SHANGHAI, Sept 13 (AFP) - The World Health Organisation (WHO) opened a regional meeting here Monday calling for greater efforts in fighting potentially pandemic diseases in the region.
"Last year it was Severe Acute Respiratory Syndrome (SARS); this year it was avian influenza," said Doctor Shigeru Omi, WHO Regional Director for the Western Pacific, said in an opening report that began the five-day meeting in Shanghai.
"We can be virtually certain that zoonotic diseases will continue to emerge. We must be ready for them," Omi warned.
"Disturbingly there are now reports that the H5N1 virus, which has the potential to jump from birds to humans, has now been found in pigs in China, raising fears that they could serve as a 'mixing bowl', making it easier for the virus to mutate and spread to humans."
The virus is proving more difficult to contain completely than we had initially thought," he continued.
"It is still circulating and we have to assume that further instances of the disease in humans are likely."

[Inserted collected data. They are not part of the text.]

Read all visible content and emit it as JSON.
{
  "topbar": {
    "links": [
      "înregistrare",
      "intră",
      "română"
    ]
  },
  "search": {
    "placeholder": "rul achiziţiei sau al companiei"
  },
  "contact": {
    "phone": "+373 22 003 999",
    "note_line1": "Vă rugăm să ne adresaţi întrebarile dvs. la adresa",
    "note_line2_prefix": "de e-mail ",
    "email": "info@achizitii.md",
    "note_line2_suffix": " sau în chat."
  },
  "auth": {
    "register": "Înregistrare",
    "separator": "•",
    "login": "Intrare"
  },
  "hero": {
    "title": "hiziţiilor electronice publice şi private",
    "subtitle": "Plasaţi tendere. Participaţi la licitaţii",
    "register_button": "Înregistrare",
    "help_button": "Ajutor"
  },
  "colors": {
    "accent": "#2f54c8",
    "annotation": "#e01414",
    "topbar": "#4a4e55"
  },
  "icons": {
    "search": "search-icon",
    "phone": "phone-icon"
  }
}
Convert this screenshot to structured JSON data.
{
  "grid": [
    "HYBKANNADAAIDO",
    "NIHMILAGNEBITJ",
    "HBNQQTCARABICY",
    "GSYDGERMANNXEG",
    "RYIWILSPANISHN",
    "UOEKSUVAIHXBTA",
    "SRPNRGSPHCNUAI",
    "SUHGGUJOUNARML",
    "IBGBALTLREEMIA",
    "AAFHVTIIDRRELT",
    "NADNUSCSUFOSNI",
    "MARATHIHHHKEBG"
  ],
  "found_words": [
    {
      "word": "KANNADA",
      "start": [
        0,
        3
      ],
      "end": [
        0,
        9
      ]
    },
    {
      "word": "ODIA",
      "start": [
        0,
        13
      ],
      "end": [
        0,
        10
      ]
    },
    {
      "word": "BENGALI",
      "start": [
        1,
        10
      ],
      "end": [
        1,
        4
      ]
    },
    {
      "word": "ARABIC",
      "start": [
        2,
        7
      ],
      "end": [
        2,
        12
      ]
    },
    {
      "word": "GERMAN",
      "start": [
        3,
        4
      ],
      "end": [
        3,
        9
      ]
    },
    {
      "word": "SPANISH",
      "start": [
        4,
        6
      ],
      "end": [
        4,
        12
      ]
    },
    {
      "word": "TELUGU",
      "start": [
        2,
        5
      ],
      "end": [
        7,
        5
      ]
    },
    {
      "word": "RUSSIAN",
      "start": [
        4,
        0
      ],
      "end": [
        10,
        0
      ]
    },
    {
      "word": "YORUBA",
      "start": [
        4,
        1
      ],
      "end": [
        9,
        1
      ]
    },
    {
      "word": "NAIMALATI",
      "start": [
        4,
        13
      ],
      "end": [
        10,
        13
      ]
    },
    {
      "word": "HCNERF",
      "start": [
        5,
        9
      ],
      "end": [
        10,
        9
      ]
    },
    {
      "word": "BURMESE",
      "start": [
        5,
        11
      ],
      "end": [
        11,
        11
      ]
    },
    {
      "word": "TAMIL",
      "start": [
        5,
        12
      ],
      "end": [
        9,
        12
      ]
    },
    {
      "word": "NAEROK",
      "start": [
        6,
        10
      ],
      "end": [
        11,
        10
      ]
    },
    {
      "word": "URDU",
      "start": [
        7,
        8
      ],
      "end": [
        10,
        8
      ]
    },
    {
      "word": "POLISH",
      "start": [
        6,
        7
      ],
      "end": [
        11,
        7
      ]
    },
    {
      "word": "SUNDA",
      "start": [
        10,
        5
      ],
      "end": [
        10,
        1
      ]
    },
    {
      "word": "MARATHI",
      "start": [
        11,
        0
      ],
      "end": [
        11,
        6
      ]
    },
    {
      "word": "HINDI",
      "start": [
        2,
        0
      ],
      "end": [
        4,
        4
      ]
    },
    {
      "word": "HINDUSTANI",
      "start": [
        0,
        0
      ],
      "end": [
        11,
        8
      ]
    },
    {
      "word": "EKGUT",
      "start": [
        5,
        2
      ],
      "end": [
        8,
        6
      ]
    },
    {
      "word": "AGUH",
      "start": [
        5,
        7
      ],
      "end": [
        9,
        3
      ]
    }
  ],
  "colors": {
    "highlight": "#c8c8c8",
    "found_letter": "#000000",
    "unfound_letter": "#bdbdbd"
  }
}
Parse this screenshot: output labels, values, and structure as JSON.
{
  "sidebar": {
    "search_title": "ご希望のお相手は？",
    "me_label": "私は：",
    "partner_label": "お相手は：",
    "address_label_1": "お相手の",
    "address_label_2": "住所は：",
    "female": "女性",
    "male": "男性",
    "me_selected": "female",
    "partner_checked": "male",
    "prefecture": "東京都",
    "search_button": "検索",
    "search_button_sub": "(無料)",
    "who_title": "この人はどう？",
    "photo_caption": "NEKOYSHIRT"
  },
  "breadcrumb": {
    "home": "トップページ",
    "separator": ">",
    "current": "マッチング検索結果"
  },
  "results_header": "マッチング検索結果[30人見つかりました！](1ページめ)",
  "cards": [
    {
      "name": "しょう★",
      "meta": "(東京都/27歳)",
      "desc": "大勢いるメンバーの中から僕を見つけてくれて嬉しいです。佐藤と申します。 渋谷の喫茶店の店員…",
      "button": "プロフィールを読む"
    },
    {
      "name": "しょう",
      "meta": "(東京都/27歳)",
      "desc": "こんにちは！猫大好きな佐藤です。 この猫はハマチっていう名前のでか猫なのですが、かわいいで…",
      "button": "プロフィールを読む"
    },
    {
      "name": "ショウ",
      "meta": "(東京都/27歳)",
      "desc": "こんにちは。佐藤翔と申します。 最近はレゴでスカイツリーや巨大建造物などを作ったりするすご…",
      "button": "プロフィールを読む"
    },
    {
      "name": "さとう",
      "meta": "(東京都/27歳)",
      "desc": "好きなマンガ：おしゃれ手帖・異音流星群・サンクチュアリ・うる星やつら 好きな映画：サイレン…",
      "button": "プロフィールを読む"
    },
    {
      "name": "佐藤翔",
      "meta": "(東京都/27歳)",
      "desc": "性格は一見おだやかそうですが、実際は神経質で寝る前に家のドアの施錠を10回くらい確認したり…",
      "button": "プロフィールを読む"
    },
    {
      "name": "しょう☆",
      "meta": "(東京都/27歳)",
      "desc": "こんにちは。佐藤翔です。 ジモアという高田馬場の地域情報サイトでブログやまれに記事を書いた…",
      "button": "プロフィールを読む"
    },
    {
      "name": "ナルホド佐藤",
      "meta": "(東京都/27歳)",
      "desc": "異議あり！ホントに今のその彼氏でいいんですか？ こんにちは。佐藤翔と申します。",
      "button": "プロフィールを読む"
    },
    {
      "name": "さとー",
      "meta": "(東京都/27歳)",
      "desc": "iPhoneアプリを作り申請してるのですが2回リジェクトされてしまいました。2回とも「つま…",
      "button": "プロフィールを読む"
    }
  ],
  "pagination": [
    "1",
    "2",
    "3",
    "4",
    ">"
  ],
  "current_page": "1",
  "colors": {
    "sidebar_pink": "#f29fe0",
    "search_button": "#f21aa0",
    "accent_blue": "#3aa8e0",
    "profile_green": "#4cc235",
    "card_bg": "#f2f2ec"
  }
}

The WHO again sounded the alarm after a sudden recent return of the dreaded H5N1 avian flu virus in five Asian countries, including China, putting an end to a lull that had lasted for several months.
So far, 28 people are known to have died from bird flu this year, while SARS killed 349 people last year in mainland China and spread to some 30 countries, costing the lives of nearly 800 people worldwide.

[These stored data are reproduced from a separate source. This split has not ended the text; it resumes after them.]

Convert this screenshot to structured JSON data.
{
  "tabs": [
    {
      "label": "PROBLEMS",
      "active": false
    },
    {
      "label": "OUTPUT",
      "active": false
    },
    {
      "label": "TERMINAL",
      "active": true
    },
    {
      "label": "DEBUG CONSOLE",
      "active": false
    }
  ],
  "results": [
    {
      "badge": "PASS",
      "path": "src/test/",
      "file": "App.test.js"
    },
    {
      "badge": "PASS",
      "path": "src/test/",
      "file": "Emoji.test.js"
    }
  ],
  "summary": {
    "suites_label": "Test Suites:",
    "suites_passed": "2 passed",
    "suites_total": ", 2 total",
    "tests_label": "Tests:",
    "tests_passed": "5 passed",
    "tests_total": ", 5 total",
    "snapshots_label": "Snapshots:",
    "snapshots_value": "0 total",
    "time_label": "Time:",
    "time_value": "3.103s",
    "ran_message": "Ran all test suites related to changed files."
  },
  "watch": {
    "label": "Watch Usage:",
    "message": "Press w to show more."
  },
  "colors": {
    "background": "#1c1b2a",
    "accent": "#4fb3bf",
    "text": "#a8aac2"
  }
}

But experts worry that the H5N1 virus could mutate to human-to-human transmission, making it far more dangerous than SARS, WHO Director-General, Lee Jong-Wook said during opening remarks.
"As long as the H5N1 virus remains in poultry there can be more human cases, with a high fatality rate," said Lee.
"This virus, if it adapts to efficient human-to-human transmission, could cause a global pandemic of influenza in humans."
WHO representatives from 36 countries will discuss various health threats, including the reoccurrence of SARS and avian influenza, food safety, HIV/AIDS, tuberculosis, tobacco control, measles and hepatitis B.